After a long day of appointments and work, I am sitting on the floor of my daughter's room waiting for her to fall asleep.  She used to fall asleep on her own.  I would tuck her in, kiss her, say goodnight, and walk away but then something changed.  About a month ago, she started waking up multi times a night and coming into my room.  Her stress and anxiety went through the roof for no reason that seems apparent to me.  It's like she has regressed back a few years when sitting on her floor as she tried to fall asleep was the norm.

Back then it was just her, my son, and me.  My little family of three.  I had the time and the patience to sit there as they drifted off to sleep in the same room, in separate beds.  I don't so much have the patience night after night now.  My back is killing me, the boys are still up in the other part of the house and, honestly, I'm tired.  I would really like to be tucking myself under the covers and switching off my light.

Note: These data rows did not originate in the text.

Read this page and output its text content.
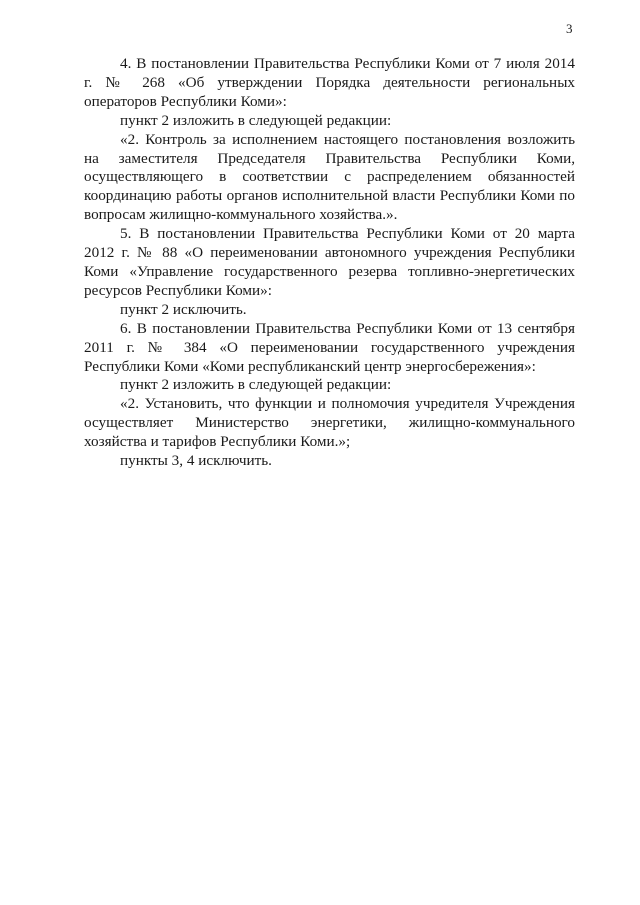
3

4. В постановлении Правительства Республики Коми от 7 июля 2014 г. № 268 «Об утверждении Порядка деятельности региональных операторов Республики Коми»:

пункт 2 изложить в следующей редакции:

«2. Контроль за исполнением настоящего постановления возложить на заместителя Председателя Правительства Республики Коми, осуществляющего в соответствии с распределением обязанностей координацию работы органов исполнительной власти Республики Коми по вопросам жилищно-коммунального хозяйства.».

5. В постановлении Правительства Республики Коми от 20 марта 2012 г. № 88 «О переименовании автономного учреждения Республики Коми «Управление государственного резерва топливно-энергетических ресурсов Республики Коми»:

пункт 2 исключить.

6. В постановлении Правительства Республики Коми от 13 сентября 2011 г. № 384 «О переименовании государственного учреждения Республики Коми «Коми республиканский центр энергосбережения»:

пункт 2 изложить в следующей редакции:

«2. Установить, что функции и полномочия учредителя Учреждения осуществляет Министерство энергетики, жилищно-коммунального хозяйства и тарифов Республики Коми.»;

пункты 3, 4 исключить.
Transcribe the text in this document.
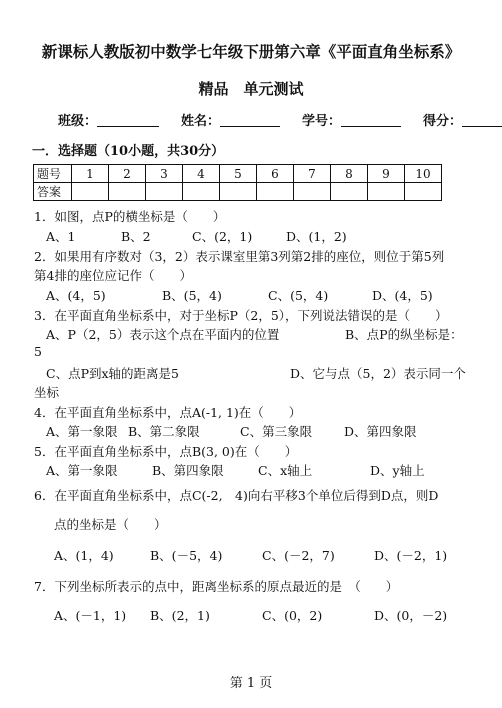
新课标人教版初中数学七年级下册第六章《平面直角坐标系》
精品　单元测试
班级：	姓名：	学号：	得分：
一．选择题（10小题，共30分）
题号	1	2	3	4	5	6	7	8	9	10
答案										
1．如图，点P的横坐标是（　　）
A、1	B、2	C、(2，1)	D、(1，2)
2．如果用有序数对（3，2）表示课室里第3列第2排的座位，则位于第5列
第4排的座位应记作（　　）
A、(4，5)	B、(5，4)	C、(5，4)	D、(4，5)
3．在平面直角坐标系中，对于坐标P（2，5），下列说法错误的是（　　）
A、P（2，5）表示这个点在平面内的位置	B、点P的纵坐标是：
5
C、点P到x轴的距离是5	D、它与点（5，2）表示同一个
坐标
4．在平面直角坐标系中，点A(-1, 1)在（　　）
A、第一象限 B、第二象限	C、第三象限	D、第四象限
5．在平面直角坐标系中，点B(3, 0)在（　　）
A、第一象限	B、第四象限	C、x轴上	D、y轴上
6．在平面直角坐标系中，点C(-2,　4)向右平移3个单位后得到D点，则D
点的坐标是（　　）
A、(1，4)	B、(－5，4)	C、(－2，7)	D、(－2，1)
7．下列坐标所表示的点中，距离坐标系的原点最近的是　（　　）
A、(－1，1) B、(2，1)	C、(0，2)	D、(0，－2)
第 1 页
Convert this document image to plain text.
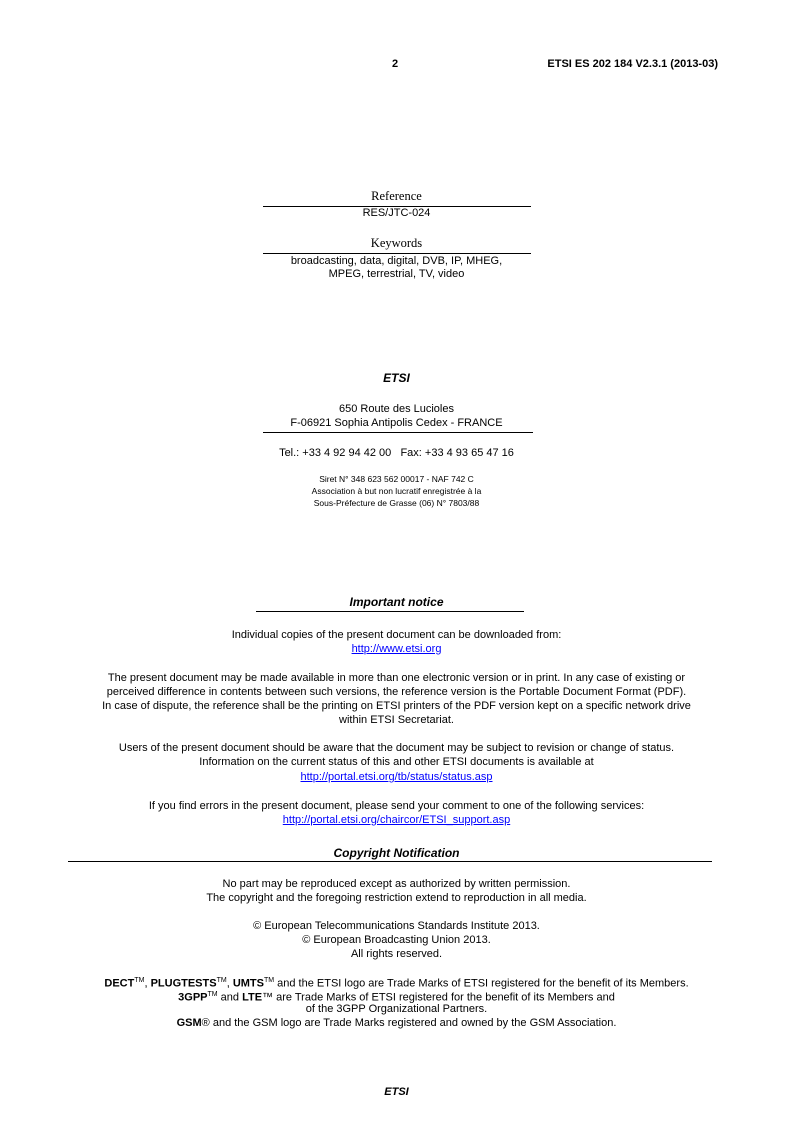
2	ETSI ES 202 184 V2.3.1 (2013-03)
Reference
RES/JTC-024
Keywords
broadcasting, data, digital, DVB, IP, MHEG,
MPEG, terrestrial, TV, video
ETSI
650 Route des Lucioles
F-06921 Sophia Antipolis Cedex - FRANCE
Tel.: +33 4 92 94 42 00   Fax: +33 4 93 65 47 16
Siret N° 348 623 562 00017 - NAF 742 C
Association à but non lucratif enregistrée à la
Sous-Préfecture de Grasse (06) N° 7803/88
Important notice
Individual copies of the present document can be downloaded from:
http://www.etsi.org
The present document may be made available in more than one electronic version or in print. In any case of existing or
perceived difference in contents between such versions, the reference version is the Portable Document Format (PDF).
In case of dispute, the reference shall be the printing on ETSI printers of the PDF version kept on a specific network drive
within ETSI Secretariat.
Users of the present document should be aware that the document may be subject to revision or change of status.
Information on the current status of this and other ETSI documents is available at
http://portal.etsi.org/tb/status/status.asp
If you find errors in the present document, please send your comment to one of the following services:
http://portal.etsi.org/chaircor/ETSI_support.asp
Copyright Notification
No part may be reproduced except as authorized by written permission.
The copyright and the foregoing restriction extend to reproduction in all media.
© European Telecommunications Standards Institute 2013.
© European Broadcasting Union 2013.
All rights reserved.
DECT™, PLUGTESTS™, UMTS™ and the ETSI logo are Trade Marks of ETSI registered for the benefit of its Members.
3GPP™ and LTE™ are Trade Marks of ETSI registered for the benefit of its Members and
of the 3GPP Organizational Partners.
GSM® and the GSM logo are Trade Marks registered and owned by the GSM Association.
ETSI
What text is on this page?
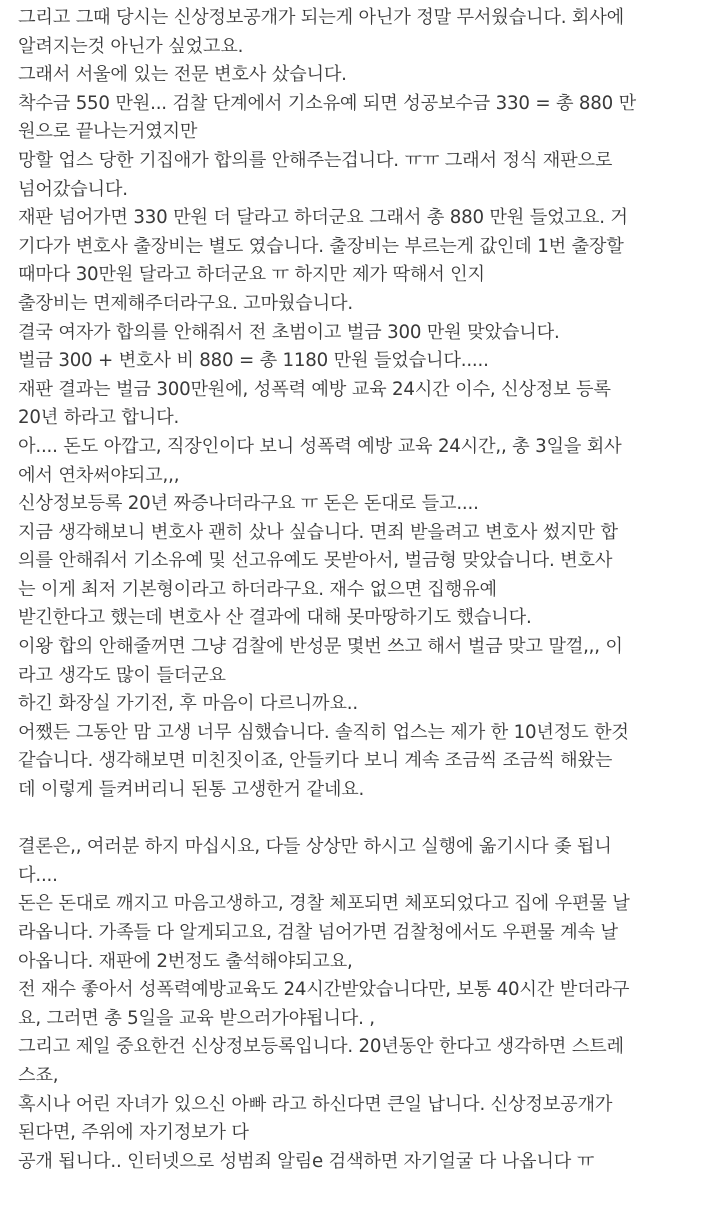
그리고 그때 당시는 신상정보공개가 되는게 아닌가 정말 무서웠습니다. 회사에
알려지는것 아닌가 싶었고요.
그래서 서울에 있는 전문 변호사 샀습니다.
착수금 550 만원... 검찰 단계에서 기소유예 되면 성공보수금 330 = 총 880 만
원으로 끝나는거였지만
망할 업스 당한 기집애가 합의를 안해주는겁니다. ㅠㅠ 그래서 정식 재판으로
넘어갔습니다.
재판 넘어가면 330 만원 더 달라고 하더군요 그래서 총 880 만원 들었고요. 거
기다가 변호사 출장비는 별도 였습니다. 출장비는 부르는게 값인데 1번 출장할
때마다 30만원 달라고 하더군요 ㅠ 하지만 제가 딱해서 인지
출장비는 면제해주더라구요. 고마웠습니다.
결국 여자가 합의를 안해줘서 전 초범이고 벌금 300 만원 맞았습니다.
벌금 300 + 변호사 비 880 = 총 1180 만원 들었습니다.....
재판 결과는 벌금 300만원에, 성폭력 예방 교육 24시간 이수, 신상정보 등록
20년 하라고 합니다.
아.... 돈도 아깝고, 직장인이다 보니 성폭력 예방 교육 24시간,, 총 3일을 회사
에서 연차써야되고,,,
신상정보등록 20년 짜증나더라구요 ㅠ 돈은 돈대로 들고....
지금 생각해보니 변호사 괜히 샀나 싶습니다. 면죄 받을려고 변호사 썼지만 합
의를 안해줘서 기소유예 및 선고유예도 못받아서, 벌금형 맞았습니다. 변호사
는 이게 최저 기본형이라고 하더라구요. 재수 없으면 집행유예
받긴한다고 했는데 변호사 산 결과에 대해 못마땅하기도 했습니다.
이왕 합의 안해줄꺼면 그냥 검찰에 반성문 몇번 쓰고 해서 벌금 맞고 말껄,,, 이
라고 생각도 많이 들더군요
하긴 화장실 가기전, 후 마음이 다르니까요..
어쨌든 그동안 맘 고생 너무 심했습니다. 솔직히 업스는 제가 한 10년정도 한것
같습니다. 생각해보면 미친짓이죠, 안들키다 보니 계속 조금씩 조금씩 해왔는
데 이렇게 들켜버리니 된통 고생한거 같네요.
결론은,, 여러분 하지 마십시요, 다들 상상만 하시고 실행에 옮기시다 좆 됩니
다....
돈은 돈대로 깨지고 마음고생하고, 경찰 체포되면 체포되었다고 집에 우편물 날
라옵니다. 가족들 다 알게되고요, 검찰 넘어가면 검찰청에서도 우편물 계속 날
아옵니다. 재판에 2번정도 출석해야되고요,
전 재수 좋아서 성폭력예방교육도 24시간받았습니다만, 보통 40시간 받더라구
요, 그러면 총 5일을 교육 받으러가야됩니다. ,
그리고 제일 중요한건 신상정보등록입니다. 20년동안 한다고 생각하면 스트레
스죠,
혹시나 어린 자녀가 있으신 아빠 라고 하신다면 큰일 납니다. 신상정보공개가
된다면, 주위에 자기정보가 다
공개 됩니다.. 인터넷으로 성범죄 알림e 검색하면 자기얼굴 다 나옵니다 ㅠ
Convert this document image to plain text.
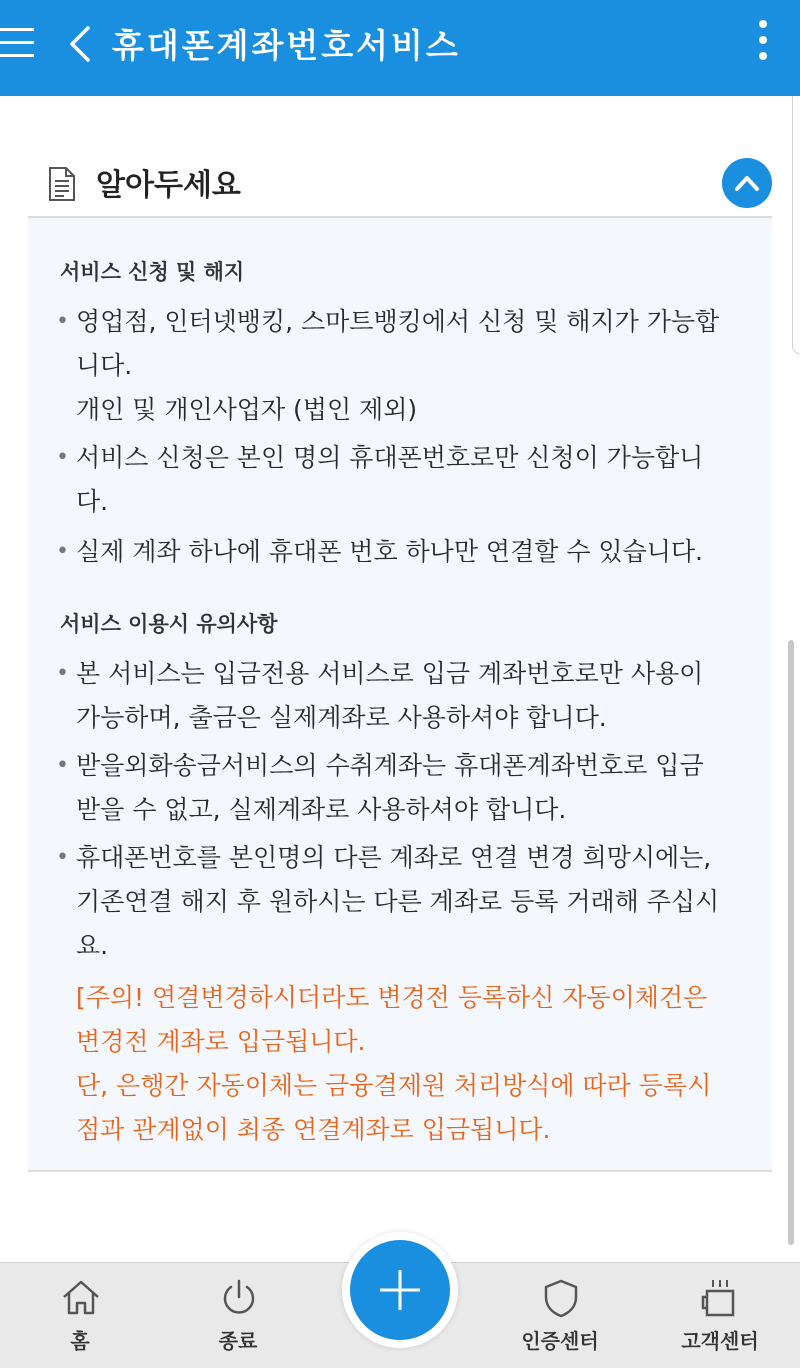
휴대폰계좌번호서비스
알아두세요
서비스 신청 및 해지
• 영업점, 인터넷뱅킹, 스마트뱅킹에서 신청 및 해지가 가능합
니다.
개인 및 개인사업자 (법인 제외)
• 서비스 신청은 본인 명의 휴대폰번호로만 신청이 가능합니
다.
• 실제 계좌 하나에 휴대폰 번호 하나만 연결할 수 있습니다.
서비스 이용시 유의사항
• 본 서비스는 입금전용 서비스로 입금 계좌번호로만 사용이
가능하며, 출금은 실제계좌로 사용하셔야 합니다.
• 받을외화송금서비스의 수취계좌는 휴대폰계좌번호로 입금
받을 수 없고, 실제계좌로 사용하셔야 합니다.
• 휴대폰번호를 본인명의 다른 계좌로 연결 변경 희망시에는,
기존연결 해지 후 원하시는 다른 계좌로 등록 거래해 주십시
요.
[주의! 연결변경하시더라도 변경전 등록하신 자동이체건은
변경전 계좌로 입금됩니다.
단, 은행간 자동이체는 금융결제원 처리방식에 따라 등록시
점과 관계없이 최종 연결계좌로 입금됩니다.
홈	종료	인증센터	고객센터
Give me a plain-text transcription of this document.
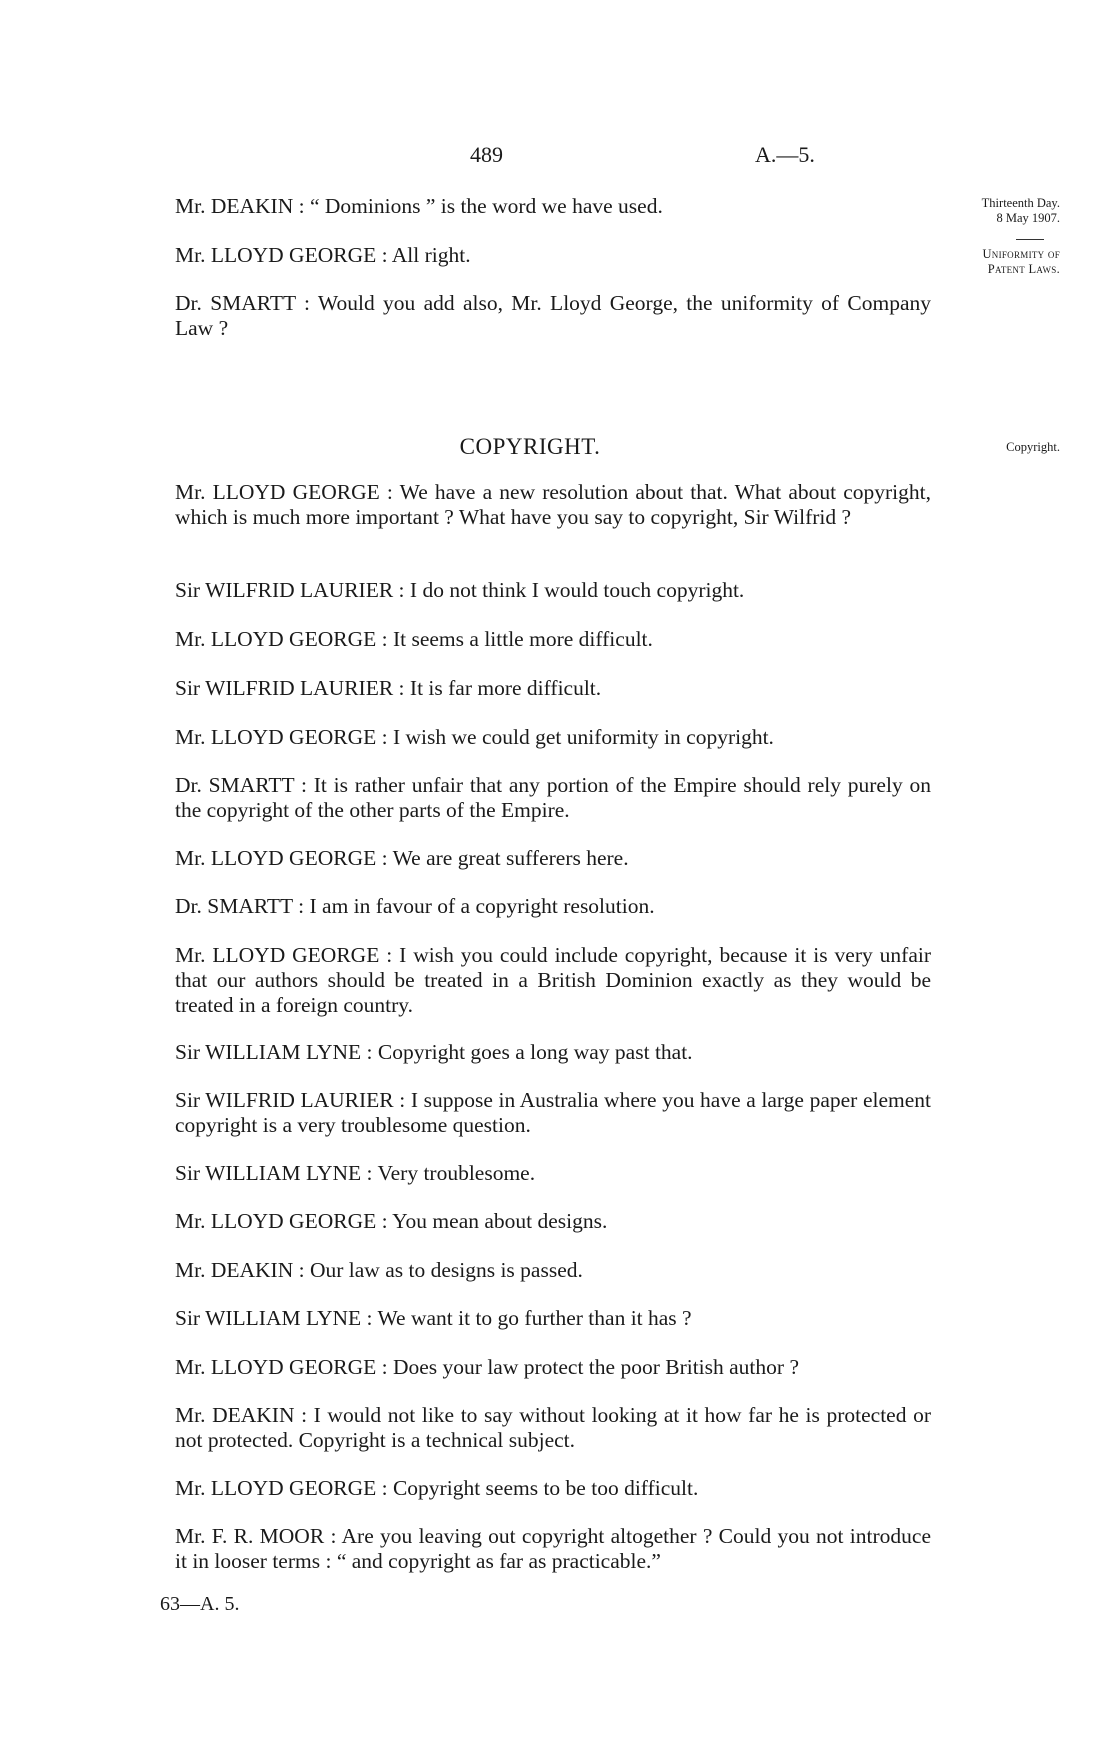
489	A.—5.
Thirteenth Day.
8 May 1907.
Uniformity of
Patent Laws.
Copyright.
Mr. DEAKIN : “ Dominions ” is the word we have used.
Mr. LLOYD GEORGE : All right.
Dr. SMARTT : Would you add also, Mr. Lloyd George, the uniformity of Company Law ?
COPYRIGHT.
Mr. LLOYD GEORGE : We have a new resolution about that. What about copyright, which is much more important ? What have you say to copyright, Sir Wilfrid ?
Sir WILFRID LAURIER : I do not think I would touch copyright.
Mr. LLOYD GEORGE : It seems a little more difficult.
Sir WILFRID LAURIER : It is far more difficult.
Mr. LLOYD GEORGE : I wish we could get uniformity in copyright.
Dr. SMARTT : It is rather unfair that any portion of the Empire should rely purely on the copyright of the other parts of the Empire.
Mr. LLOYD GEORGE : We are great sufferers here.
Dr. SMARTT : I am in favour of a copyright resolution.
Mr. LLOYD GEORGE : I wish you could include copyright, because it is very unfair that our authors should be treated in a British Dominion exactly as they would be treated in a foreign country.
Sir WILLIAM LYNE : Copyright goes a long way past that.
Sir WILFRID LAURIER : I suppose in Australia where you have a large paper element copyright is a very troublesome question.
Sir WILLIAM LYNE : Very troublesome.
Mr. LLOYD GEORGE : You mean about designs.
Mr. DEAKIN : Our law as to designs is passed.
Sir WILLIAM LYNE : We want it to go further than it has ?
Mr. LLOYD GEORGE : Does your law protect the poor British author ?
Mr. DEAKIN : I would not like to say without looking at it how far he is protected or not protected. Copyright is a technical subject.
Mr. LLOYD GEORGE : Copyright seems to be too difficult.
Mr. F. R. MOOR : Are you leaving out copyright altogether ? Could you not introduce it in looser terms : “ and copyright as far as practicable.”
63—A. 5.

But nope.  I'm sitting on the hard wood floor, listening to her toss and turn, and knowing the minutes are ticking by.

Stay in this moment, my heart says. It will be gone too soon and just like a thousand other times and moments, you will ache to have it back.  My head says "Fall asleep quickly, child.  I have things to do."

As always...a battle of the heart and mind ensue.  

She is still little.....a little thing of nine.  She thinks she's all grown up but I know better.  When her brother was nine, and at that time the oldest child I had parented, I thought he was a big kid.  Looking back I cringe at the way I saw him...big and strapping compared to his then six year old sister.  But now?  Now when I look at photos I see this little small boy so see?  I know she isn't big yet.

And sometimes...when you aren't big, you still need your mommy to sit on the floor of your room while you try to fall asleep.